Self-aggrandizing shtick or self-deprecating brilliance? Viewers might be divided over Bust, former Daily Show correspondent Lauren Weedman’s take on her stint volunteering at a Los Angeles women’s prison. She rolls in forty-five minutes late to her first volunteer meeting at the prison after talking a friend’s ear off on the phone about a recent night involving a guy, a bathroom and a “teeny, tiny bit of coke.” “I wanted to do something that was not about me,” she tells a room full of strangers when she finally makes it to the gathering. “I have to volunteer. I cannot not volunteer,” says the intense, deep-voiced woman who introduces herself before Lauren. Stay-at-home mom and fellow volunteer Tammy spent three years in the slammer after a “bad night in ’92.”

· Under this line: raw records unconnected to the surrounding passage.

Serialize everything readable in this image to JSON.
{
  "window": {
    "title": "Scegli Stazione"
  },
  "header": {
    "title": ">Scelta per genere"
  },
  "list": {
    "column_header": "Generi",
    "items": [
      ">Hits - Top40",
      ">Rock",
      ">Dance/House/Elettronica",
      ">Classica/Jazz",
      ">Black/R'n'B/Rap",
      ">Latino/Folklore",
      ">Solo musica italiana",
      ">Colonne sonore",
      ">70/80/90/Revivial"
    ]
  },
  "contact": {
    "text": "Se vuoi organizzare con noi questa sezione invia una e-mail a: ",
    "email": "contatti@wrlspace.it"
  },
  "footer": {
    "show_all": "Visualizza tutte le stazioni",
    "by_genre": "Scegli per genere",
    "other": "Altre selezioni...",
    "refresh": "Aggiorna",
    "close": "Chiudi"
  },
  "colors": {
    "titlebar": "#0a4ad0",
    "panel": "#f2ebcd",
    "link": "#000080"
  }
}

Lauren Weedman in 'Bust' at The Studio Theatre. Photo: Carol Pratt.
Weedman’s girl next-door glow belies her persona. Lauren will break all of the rules, several in the first volunteer meeting, as the nagging orientation leader helpfully points out – timeliness, appropriate dress (see: wife beater) and making promises (no matter how small) that cannot be kept to the inmates. In one hilarious scene, light streams onto Lauren as she promises to get one inmate out of jail and start her life over. In another, Allen Hahn’s lighting rigidly encases Lauren as she talks on the phone with an inmate behind glass. Hahn’s set is a simple flight of bright red metal stairs on wheels that Weedman manipulates to signify scene changes. When she manhandles the stairs into place, Mark Nichols creates the sound of the heaviest metal door in the world slamming shut. When Weedman crosses the stage or enters the prison, director Allison Narver has her do so in rigid, boxy patterns. We are meant to see Lauren as confined, if not similarly, along with the prisoners she awkwardly mentors. A Glamour magazine editor reworks Lauren’s piece about her darkest personal secret after reeling her in to write about it in the first place.

Lauren Weedman in 'Bust' at The Studio Theatre. Photo: Carol Pratt.
Weedman’s gift in the humor department is in the way she says something inappropriate and then tries to squirm out of the situation, only making it increasingly awkward. Her show is hilarious, but don’t mistake it for stand-up comedy. It works because of her hard-edged honesty.
Running Time: 90 minutes with no intermission.